A large cache of artifacts found in a cave on the shores of the Great Salt Lake in Utah, including hundreds of animal-skin moccasins, raise new questions regarding the little-known ancient culture that inhabited the region.
In a new paper published in the American Journal of Physical Anthropology, Dr Jack Ives of the University of Alberta and his colleagues report on their findings from excavations carried out since 2010. Although the cave was first excavated in the 1930s, the significance of the initial discoveries was largely forgotten until recently, and new investigations have turned up “exceedingly abundant” deposits of artifacts, according to a report in Western Digs.
The Promontory Caves are located on Promontory point, along the Great Salt Lake in Utah. They were first excavated in 1930 and 1931 by Julian Steward from the University of Utah. Promontory sites are most often identified by the presence of a distinctive grayware ceramic tradition. The caves contain thousands of artifacts reflecting human occupation that suddenly appeared about 850 years ago, with the most intense period of the cave’s use ranging from 1250 to 1290 AD.

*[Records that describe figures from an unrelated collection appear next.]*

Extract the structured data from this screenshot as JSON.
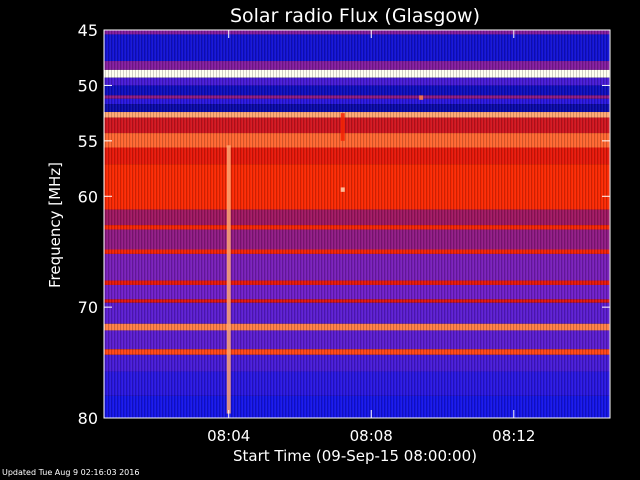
{
  "chart_data": {
    "type": "heatmap",
    "title": "Solar radio Flux (Glasgow)",
    "xlabel": "Start Time (09-Sep-15 08:00:00)",
    "ylabel": "Frequency [MHz]",
    "x_unit": "minutes after 08:00",
    "xlim": [
      0,
      14.2
    ],
    "ylim": [
      45,
      80
    ],
    "x_ticks": [
      {
        "value": 3.5,
        "label": "08:04"
      },
      {
        "value": 7.5,
        "label": "08:08"
      },
      {
        "value": 11.5,
        "label": "08:12"
      }
    ],
    "y_ticks": [
      {
        "value": 45,
        "label": "45"
      },
      {
        "value": 50,
        "label": "50"
      },
      {
        "value": 55,
        "label": "55"
      },
      {
        "value": 60,
        "label": "60"
      },
      {
        "value": 70,
        "label": "70"
      },
      {
        "value": 80,
        "label": "80"
      }
    ],
    "bands": [
      {
        "from": 45.0,
        "to": 45.4,
        "intensity": 0.35
      },
      {
        "from": 45.4,
        "to": 47.8,
        "intensity": 0.1
      },
      {
        "from": 47.8,
        "to": 48.6,
        "intensity": 0.35
      },
      {
        "from": 48.6,
        "to": 49.3,
        "intensity": 1.0
      },
      {
        "from": 49.3,
        "to": 50.0,
        "intensity": 0.22
      },
      {
        "from": 50.0,
        "to": 50.9,
        "intensity": 0.08
      },
      {
        "from": 50.9,
        "to": 51.2,
        "intensity": 0.38
      },
      {
        "from": 51.2,
        "to": 51.7,
        "intensity": 0.16
      },
      {
        "from": 51.7,
        "to": 52.4,
        "intensity": 0.06
      },
      {
        "from": 52.4,
        "to": 52.9,
        "intensity": 0.9
      },
      {
        "from": 52.9,
        "to": 54.3,
        "intensity": 0.55
      },
      {
        "from": 54.3,
        "to": 55.6,
        "intensity": 0.82
      },
      {
        "from": 55.6,
        "to": 57.1,
        "intensity": 0.62
      },
      {
        "from": 57.1,
        "to": 61.2,
        "intensity": 0.72
      },
      {
        "from": 61.2,
        "to": 62.6,
        "intensity": 0.42
      },
      {
        "from": 62.6,
        "to": 63.0,
        "intensity": 0.7
      },
      {
        "from": 63.0,
        "to": 64.8,
        "intensity": 0.38
      },
      {
        "from": 64.8,
        "to": 65.2,
        "intensity": 0.68
      },
      {
        "from": 65.2,
        "to": 67.6,
        "intensity": 0.32
      },
      {
        "from": 67.6,
        "to": 68.0,
        "intensity": 0.62
      },
      {
        "from": 68.0,
        "to": 69.3,
        "intensity": 0.3
      },
      {
        "from": 69.3,
        "to": 69.6,
        "intensity": 0.6
      },
      {
        "from": 69.6,
        "to": 71.5,
        "intensity": 0.26
      },
      {
        "from": 71.5,
        "to": 72.1,
        "intensity": 0.85
      },
      {
        "from": 72.1,
        "to": 73.8,
        "intensity": 0.26
      },
      {
        "from": 73.8,
        "to": 74.3,
        "intensity": 0.78
      },
      {
        "from": 74.3,
        "to": 75.8,
        "intensity": 0.22
      },
      {
        "from": 75.8,
        "to": 78.0,
        "intensity": 0.16
      },
      {
        "from": 78.0,
        "to": 80.0,
        "intensity": 0.12
      }
    ],
    "bursts": [
      {
        "x": 3.5,
        "y_from": 55.4,
        "y_to": 79.6,
        "intensity": 0.9
      },
      {
        "x": 6.7,
        "y_from": 52.5,
        "y_to": 55.0,
        "intensity": 0.7
      },
      {
        "x": 6.7,
        "y_from": 59.2,
        "y_to": 59.6,
        "intensity": 0.95
      },
      {
        "x": 8.9,
        "y_from": 50.9,
        "y_to": 51.3,
        "intensity": 0.85
      }
    ],
    "colormap": "blue-red-white",
    "grid": false,
    "legend": "none"
  },
  "footer": {
    "text": "Updated Tue Aug  9 02:16:03 2016"
  }
}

Recovered artifacts from the Promontory Caves include mittens, drum tops, bags, stone tools, ceramics, and baskets, among many others items. But it was the sheer number of animal-skin shoes found in the caves that captured the attention of archaeologists.
“Ranging from a small child’s size to an adult’s, the moccasins represent one of the largest and most diverse collection of objects made of leather in the Intermountain West,” wrote the University of Utah. “More than one-half of the moccasins have repair patches where the leather has worn through on the soles, and over 50 of them have shredded juniper bark insoles that still reflect the imprint of the foot. Some are fringed, others bear remnants of quillwork decoration.”
The research team analyzed a total of 207 pieces of footwear, both in the 1930s and the 2010s, and were able to determine that over 82 percent of the shoes were worn by children of ages 12 and under. While this is unlikely to reflect the exact demographics of the Promontory community, as many of the shoes were likely ‘cast offs’, Ives explained that they do provide valuable insights into its general proportions, in which children and adolescents were clearly a big part of the population. Ives suggests that such demographics are indicative of a thriving and growing population.
This is somewhat unexpected, as previous research has indicated that during the same period, other cultures in North America’s interior, such as the Ancestral Puebloans, were forced to relocate due to climatic changes and a shifting social landscape.
Ives suggests that this is because the Promontory culture were new arrivals, who had migrated from the far north and were very successful at assimilating and intermixing with Native American groups already living in the southwest.
The discovery of the moccasins supports this hypothesis. The soles of the shoes were made from a single piece of bison leather, lined with fur, and sewn together at the heel. This matches the exact style typical of the Canadian Subarctic, Ives said.
“This period of flourishing amid otherwise hard times may have been a pivotal chapter in what Ives calls the “immense human story” of migration from the Canadian Subarctic, one that resulted in the culturally diverse Southwest that we know today,” reports Western Digs, and eventually gave rise to cultures that include the Apache and the Navajo.